2 de janeiro de 2012

Coisas práticas: A SANTA MISSA (II)

RITOS INICIAIS

A reunião dos cristãos num mesmo lugar e a uma hora preestabelecida, tem por si grande significado. Foi Cristo quem os convocou: “Ele é o Sumo Sacerdote da Nova Aliança. Ele mesmo é Quem preside invisivelmente toda celebração” (CIC, 1348).

Quem chegou com tempo, pode pensar na grandeza do que se vai celebrar – talvez, com a ajuda de algum livro –, e rever os passos da celebração e as palavras do ordinário. Conhecendo-os bem é possível chegar a uma real participação “plena, consciente e activa” (Sacrosanctum Concilium, Conc.
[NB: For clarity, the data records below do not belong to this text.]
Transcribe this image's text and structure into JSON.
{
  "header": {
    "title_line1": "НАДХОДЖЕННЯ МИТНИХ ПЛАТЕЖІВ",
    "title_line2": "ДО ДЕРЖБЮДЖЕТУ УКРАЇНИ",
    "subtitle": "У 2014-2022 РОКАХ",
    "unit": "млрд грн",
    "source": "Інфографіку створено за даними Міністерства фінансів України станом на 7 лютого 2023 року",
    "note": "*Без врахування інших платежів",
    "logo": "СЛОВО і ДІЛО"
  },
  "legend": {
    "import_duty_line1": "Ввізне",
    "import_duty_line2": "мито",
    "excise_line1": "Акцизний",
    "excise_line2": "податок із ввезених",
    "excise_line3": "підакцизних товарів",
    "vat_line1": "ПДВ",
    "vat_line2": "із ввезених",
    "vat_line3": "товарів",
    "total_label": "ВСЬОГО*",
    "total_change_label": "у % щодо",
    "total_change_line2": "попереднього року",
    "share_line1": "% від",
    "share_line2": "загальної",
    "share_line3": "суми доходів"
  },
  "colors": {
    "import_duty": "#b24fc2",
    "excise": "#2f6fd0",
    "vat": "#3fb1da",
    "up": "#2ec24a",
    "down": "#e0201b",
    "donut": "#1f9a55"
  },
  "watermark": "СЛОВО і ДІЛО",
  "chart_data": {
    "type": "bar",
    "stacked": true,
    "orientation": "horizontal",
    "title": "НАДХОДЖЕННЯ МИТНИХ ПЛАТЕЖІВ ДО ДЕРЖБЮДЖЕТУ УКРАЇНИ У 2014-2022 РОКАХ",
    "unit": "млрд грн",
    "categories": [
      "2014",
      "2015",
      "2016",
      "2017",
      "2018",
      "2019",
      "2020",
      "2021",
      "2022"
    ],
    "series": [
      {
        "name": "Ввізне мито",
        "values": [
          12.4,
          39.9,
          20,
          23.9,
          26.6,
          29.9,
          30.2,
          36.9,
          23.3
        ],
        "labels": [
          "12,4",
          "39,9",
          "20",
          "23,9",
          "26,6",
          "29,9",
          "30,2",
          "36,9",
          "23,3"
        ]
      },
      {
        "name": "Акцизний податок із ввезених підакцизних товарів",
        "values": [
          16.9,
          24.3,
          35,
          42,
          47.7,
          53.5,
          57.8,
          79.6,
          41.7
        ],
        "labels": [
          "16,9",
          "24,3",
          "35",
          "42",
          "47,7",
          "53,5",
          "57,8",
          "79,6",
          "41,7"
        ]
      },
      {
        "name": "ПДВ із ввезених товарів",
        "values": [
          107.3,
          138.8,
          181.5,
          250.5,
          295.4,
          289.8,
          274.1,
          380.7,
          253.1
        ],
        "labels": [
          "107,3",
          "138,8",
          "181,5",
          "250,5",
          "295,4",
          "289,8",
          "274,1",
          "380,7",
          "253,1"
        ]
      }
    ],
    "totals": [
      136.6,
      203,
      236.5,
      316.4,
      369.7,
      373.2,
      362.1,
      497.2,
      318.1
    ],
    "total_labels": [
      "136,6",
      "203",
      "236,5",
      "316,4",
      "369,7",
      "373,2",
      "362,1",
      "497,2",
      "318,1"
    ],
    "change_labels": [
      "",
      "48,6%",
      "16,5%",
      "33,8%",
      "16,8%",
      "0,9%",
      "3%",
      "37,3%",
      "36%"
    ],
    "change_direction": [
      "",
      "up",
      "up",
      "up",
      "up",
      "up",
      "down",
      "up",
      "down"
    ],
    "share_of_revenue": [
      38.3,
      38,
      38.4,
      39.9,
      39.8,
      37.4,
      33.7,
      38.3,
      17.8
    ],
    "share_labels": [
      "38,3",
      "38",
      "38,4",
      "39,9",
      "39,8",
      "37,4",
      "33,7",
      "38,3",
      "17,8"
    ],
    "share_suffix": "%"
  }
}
Vaticano II, nn. 14 e 48).

Os leigos, graças a terem recebido no Baptismo o sacerdócio real, podem unir-se interiormente ao Redentor e oferecer-se com Ele e n’Ele, por meio do sacerdote.

A referida “participação activa” não implica a realização de acções externas; é essencialmente uma atitude interior, “que parte de uma maior tomada de consciência do mistério que se celebra e da sua relação com a vida quotidiana” (Sacramentum Caritatis, Bento XVI; n. 52). Vivendo bem todos os momentos da celebração, conseguiremos que as ocupações do nosso dia-a-dia sejam fecundadas pela Eucaristia que tudo quer arrastar na oferta redentora do altar.



CANTICO DE ENTRADA E ACTO PENITENCIAL

O gesto de se levantar, ao entrar o celebrante, mais do que mera cortesia, simboliza a atitude profunda do cristão de receber a Cristo e a disponibilidade de depois O seguir e acompanhar pela nossa vida, ao terminar a celebração.

O canto de entrada tem o tom de uma reunião festiva, de uma reunião fraterna à volta de Cristo – “Primogénito entre muitos irmãos” (cf. Rom 8,28). Aí se encontram todos os membros da Igreja: os da terra com os do Céus e os do Purgatório.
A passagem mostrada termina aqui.